The first in a series of government raids resulted in several arrests, but market traders suspected of selling illegal copies of software evaded capture

Trading Standards officers seized £1.5m of counterfeit goods during raids at Wembley Market in London during November and December, the Department of Trade and Industry reported earlier this week.

Brent Council, which organised the raids, said on Thursday that unfortunately traders suspected of selling counterfeit software managed to avoid capture.

"We had targeted some software stalls that we were aware of and we had someone there from ELSPA [the Entertainment & Leisure Software Publishers Association] who looked at some stalls, however, they left the market before we arrived there," said Giles Speid, the principal Trading Standards officer at Brent Council.

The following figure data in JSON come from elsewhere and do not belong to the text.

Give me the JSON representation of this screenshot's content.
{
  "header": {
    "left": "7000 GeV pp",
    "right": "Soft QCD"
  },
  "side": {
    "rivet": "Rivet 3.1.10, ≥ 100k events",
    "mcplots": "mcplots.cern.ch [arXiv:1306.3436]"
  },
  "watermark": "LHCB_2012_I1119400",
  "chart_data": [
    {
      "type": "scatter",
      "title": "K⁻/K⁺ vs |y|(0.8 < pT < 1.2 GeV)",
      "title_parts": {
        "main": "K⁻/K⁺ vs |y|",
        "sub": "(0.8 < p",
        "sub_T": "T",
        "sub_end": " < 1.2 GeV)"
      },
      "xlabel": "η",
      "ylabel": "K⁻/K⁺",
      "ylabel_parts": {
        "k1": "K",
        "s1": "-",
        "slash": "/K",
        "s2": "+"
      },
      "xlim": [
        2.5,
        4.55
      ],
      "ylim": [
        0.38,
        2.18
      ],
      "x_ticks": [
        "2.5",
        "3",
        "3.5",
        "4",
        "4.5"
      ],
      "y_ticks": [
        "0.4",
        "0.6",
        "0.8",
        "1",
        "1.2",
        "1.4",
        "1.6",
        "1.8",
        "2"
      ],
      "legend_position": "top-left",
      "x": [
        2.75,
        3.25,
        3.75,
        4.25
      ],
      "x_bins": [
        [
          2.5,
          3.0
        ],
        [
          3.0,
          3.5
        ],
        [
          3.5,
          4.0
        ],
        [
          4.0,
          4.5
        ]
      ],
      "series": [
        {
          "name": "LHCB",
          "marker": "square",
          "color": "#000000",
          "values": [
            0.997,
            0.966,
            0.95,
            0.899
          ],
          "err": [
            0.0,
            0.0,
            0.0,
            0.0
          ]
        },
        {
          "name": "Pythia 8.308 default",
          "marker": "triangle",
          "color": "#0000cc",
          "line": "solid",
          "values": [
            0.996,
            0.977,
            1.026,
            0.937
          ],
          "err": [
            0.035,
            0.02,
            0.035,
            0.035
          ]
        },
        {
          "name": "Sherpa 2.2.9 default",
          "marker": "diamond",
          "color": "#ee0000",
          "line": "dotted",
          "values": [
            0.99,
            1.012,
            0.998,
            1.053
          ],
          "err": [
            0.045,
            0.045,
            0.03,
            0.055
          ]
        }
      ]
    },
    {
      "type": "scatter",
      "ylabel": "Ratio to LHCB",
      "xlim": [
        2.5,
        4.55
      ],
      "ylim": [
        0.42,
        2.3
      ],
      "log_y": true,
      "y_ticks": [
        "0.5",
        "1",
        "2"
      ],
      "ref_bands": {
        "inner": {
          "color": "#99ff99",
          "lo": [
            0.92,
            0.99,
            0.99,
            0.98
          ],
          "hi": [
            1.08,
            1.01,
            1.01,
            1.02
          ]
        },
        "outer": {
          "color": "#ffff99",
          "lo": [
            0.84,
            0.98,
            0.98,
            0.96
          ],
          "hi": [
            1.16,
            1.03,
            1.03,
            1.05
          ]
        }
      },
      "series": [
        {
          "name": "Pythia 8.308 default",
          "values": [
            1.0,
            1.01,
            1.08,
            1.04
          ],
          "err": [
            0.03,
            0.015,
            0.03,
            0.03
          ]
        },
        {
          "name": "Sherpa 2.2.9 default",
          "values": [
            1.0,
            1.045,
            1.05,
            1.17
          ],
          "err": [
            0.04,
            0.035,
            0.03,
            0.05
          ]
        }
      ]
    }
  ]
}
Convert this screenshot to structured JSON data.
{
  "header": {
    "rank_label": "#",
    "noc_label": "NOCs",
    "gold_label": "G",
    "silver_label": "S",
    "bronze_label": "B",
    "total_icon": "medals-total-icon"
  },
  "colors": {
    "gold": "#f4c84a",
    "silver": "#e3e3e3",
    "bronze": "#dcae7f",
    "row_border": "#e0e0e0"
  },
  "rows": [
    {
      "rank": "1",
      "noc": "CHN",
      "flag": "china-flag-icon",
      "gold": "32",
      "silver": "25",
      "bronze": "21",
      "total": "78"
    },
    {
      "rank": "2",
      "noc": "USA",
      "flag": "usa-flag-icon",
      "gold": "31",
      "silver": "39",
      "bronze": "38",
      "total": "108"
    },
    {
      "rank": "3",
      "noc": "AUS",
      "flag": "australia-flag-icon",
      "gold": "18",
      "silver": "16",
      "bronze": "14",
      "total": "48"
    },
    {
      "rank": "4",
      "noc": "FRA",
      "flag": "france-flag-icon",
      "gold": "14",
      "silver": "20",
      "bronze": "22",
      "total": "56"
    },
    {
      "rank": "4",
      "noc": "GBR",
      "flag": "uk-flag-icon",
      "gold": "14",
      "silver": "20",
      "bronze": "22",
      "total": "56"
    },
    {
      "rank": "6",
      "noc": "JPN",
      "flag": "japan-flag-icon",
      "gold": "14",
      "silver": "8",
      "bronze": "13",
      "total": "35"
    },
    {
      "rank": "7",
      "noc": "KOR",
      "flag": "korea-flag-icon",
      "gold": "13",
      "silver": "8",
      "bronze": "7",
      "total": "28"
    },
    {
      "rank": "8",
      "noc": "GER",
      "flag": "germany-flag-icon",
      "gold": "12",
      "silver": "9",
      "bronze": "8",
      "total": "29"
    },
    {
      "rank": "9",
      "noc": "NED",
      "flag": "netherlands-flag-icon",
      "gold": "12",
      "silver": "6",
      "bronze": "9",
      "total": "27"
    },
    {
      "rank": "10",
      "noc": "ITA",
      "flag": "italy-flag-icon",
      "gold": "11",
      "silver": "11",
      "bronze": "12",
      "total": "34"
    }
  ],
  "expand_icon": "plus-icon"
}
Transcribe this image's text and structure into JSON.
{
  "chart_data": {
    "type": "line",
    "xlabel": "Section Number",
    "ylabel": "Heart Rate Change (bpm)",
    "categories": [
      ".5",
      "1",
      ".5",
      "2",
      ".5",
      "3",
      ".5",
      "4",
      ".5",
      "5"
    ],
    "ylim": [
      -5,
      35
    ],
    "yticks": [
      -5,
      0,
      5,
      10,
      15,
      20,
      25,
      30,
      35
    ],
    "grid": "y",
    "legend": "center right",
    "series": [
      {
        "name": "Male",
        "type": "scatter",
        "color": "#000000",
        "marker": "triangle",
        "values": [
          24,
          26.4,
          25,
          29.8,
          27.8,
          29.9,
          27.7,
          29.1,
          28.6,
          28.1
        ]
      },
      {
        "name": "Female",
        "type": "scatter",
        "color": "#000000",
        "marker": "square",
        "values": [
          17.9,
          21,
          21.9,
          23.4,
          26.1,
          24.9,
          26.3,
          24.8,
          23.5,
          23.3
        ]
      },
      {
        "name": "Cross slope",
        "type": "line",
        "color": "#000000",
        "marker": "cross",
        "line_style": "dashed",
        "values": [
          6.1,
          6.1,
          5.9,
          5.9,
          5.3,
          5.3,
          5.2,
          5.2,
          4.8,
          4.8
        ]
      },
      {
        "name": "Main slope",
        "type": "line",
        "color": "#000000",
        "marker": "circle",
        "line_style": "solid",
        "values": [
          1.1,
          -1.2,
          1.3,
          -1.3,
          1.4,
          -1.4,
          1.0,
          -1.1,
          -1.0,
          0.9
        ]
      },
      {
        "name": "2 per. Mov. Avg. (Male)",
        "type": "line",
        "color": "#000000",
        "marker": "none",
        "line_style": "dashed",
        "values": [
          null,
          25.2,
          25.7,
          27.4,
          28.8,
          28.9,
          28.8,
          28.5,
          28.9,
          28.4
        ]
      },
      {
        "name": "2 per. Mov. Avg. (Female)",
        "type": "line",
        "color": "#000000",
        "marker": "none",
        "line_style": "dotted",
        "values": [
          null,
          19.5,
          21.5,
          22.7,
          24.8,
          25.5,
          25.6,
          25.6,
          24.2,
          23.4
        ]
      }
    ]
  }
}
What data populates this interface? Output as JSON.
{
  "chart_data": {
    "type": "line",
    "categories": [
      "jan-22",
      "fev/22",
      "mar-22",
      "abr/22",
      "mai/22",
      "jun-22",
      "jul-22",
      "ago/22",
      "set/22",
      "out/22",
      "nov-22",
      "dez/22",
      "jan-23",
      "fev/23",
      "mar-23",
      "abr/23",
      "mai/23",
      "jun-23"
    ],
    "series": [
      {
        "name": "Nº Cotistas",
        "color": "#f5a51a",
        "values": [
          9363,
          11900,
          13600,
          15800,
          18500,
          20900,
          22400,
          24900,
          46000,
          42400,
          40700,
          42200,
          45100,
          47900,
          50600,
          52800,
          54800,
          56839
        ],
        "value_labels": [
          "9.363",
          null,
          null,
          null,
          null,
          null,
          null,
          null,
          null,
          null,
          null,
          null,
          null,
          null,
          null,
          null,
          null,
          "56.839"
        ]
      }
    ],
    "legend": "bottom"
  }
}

About one tonne of counterfeit goods were seized during the raid, including bootleg DVDs and CDs and fake designer clothing items.

The raids were the first carried out by the Intellectual Property Crime Group, which was set up by the government in February 2004. A number of government organisations and private sector bodies were involved in the planning of the raids, including the Police, HM Immigration Service and the British Phonographic Industry, which meant that traders were questioned for other crimes such as claiming fraudulent benefit claims and false passports.

The raids led to the arrest of two individuals for the sale of counterfeit goods, the detention of a number of suspected illegal immigrants and the identification of a number of benefit fraudsters.

Speid said further raids are planned at Wembley Market but no dates have been scheduled.

A heap of seized counterfeit goods

Some of the goods seized in the raid

A trading standards office in a stab vest atop a pile of confiscated goods

One of the trading standards officers, still in body armor, displays some of the confiscated goods.